We use the monitoring plug-in (Prometheus) to show how the Kong Gateway is configured.

By default, the metrics interface exposed by Kong is 8100/metrics, including some basic data monitoring, and more granular monitoring data (such as Routes, Services, HTTTP code, etc.) requires monitoring plug-in: Prometheus Plugin.

In addition, Kong also has the official Grafana Dashboard template. As long as the monitoring source is properly adapted, it can fully realize one-click monitoring graph construction. See grafana.com/grafana/das…

To prepare

Before we talk about monitoring, we first need to improve Prometheus (this Prometheus is not a plug-in, but a monitoring and acquisition tool), I directly use ali Cloud monitoring and acquisition, eliminating Prometheus installation and data storage problems.

If you deploy it yourself, you need to collect data in the form of the Kong Service address + monitoring Port. If successful, it will look something like this:

Only Kong’s own monitoring data does not involve request-related data.

General plug-in adaptation

First of all, the official provides certain function plug-ins, see: docs.konghq.com/hub/, then we can also… “By K8s custom resource adapter Kong various plug-in” way, see: docs.konghq.com/kubernetes-…

But I don’t recommend it.

The reason not recommended is that the above custom resource is like a bridge between the plug-in and the corresponding (Kong Routes) and (Kong Services). These are stored in the K8s data center, but later on, once you modify the plugin parameters, this change is not counted in the K8s resources, and when Kong restarts, the plugin information will be restored to the original.

So I recommend using the Admin API to manipulate plug-ins.

The Admin API operates on plug-ins

Using Konga UI, we can easily enable plug-ins. Note that plug-ins are also divided into global plug-ins and targeted plug-ins. In the afternoon, we directly created a global Prometheus Plugin.

Then go to the Grafana monitor and see the monitoring related to the request.

Other plug-in operations

Kong provides a number of free plug-ins, almost all of which can be directly operated on konga UI, such as Rate Limiting. However, I found that konga could not effectively pass some parameters to Kong when using the Proxy Cache Plugin. If this was the case, we would have to use Kong to customize the resource. Each change would require deleting the old definition and creating a new one.

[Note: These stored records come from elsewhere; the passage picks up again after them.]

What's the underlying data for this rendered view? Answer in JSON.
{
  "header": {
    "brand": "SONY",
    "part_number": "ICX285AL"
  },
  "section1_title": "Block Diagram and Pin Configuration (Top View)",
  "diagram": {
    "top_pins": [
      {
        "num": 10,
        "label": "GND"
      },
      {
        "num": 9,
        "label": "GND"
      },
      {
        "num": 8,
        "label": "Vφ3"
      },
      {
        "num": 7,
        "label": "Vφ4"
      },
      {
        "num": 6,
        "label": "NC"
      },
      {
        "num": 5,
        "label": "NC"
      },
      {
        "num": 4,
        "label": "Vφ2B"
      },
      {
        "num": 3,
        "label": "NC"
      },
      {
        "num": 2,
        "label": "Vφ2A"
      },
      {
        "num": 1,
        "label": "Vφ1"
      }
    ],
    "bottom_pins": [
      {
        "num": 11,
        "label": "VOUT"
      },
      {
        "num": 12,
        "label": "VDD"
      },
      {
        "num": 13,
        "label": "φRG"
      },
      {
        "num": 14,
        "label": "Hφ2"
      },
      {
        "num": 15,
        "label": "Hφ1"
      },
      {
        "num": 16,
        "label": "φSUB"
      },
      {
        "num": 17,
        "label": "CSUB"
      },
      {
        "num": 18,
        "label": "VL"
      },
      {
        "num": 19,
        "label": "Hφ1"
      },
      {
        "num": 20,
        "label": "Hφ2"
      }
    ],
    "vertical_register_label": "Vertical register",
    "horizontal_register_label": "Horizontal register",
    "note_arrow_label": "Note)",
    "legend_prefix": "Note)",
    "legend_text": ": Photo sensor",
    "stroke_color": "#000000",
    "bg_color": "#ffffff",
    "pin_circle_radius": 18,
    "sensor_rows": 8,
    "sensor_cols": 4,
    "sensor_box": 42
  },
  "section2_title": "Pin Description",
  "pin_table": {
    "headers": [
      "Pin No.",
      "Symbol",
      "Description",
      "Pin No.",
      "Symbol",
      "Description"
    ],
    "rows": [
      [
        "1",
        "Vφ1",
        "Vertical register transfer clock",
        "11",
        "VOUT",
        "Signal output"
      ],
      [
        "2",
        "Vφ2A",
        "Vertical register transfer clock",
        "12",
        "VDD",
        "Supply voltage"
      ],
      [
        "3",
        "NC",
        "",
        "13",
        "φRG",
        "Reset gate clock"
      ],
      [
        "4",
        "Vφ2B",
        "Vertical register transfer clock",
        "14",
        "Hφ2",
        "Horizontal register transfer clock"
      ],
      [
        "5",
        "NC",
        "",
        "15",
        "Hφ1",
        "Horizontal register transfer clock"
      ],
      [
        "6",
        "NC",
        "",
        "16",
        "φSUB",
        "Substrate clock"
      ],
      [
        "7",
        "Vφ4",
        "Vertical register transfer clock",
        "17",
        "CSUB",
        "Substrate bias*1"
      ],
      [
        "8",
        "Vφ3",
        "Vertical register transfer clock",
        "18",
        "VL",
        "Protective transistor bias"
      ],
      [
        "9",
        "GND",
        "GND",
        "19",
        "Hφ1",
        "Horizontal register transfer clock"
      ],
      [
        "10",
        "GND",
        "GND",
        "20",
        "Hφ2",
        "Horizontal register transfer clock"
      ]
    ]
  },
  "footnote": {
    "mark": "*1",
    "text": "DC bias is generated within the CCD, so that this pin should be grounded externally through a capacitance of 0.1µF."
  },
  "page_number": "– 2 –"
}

In addition, we can also develop our own plug-ins, which also work on Konga.

conclusion

The official recommendation is to use the formal adaptation plug-in of Kong Custom Resources, but modification is not supported. Therefore, I recommend konga + Kong Admin API, which not only reduces our burden of understanding, but also facilitates specific operation.

There are some bugs in Konga and some Plugin fields cannot be correctly resolved, so we still need to rely on Kong Custom Resources.

There are many free plug-ins, and we won’t cover them all, but we’ll also provide examples of custom plug-ins later.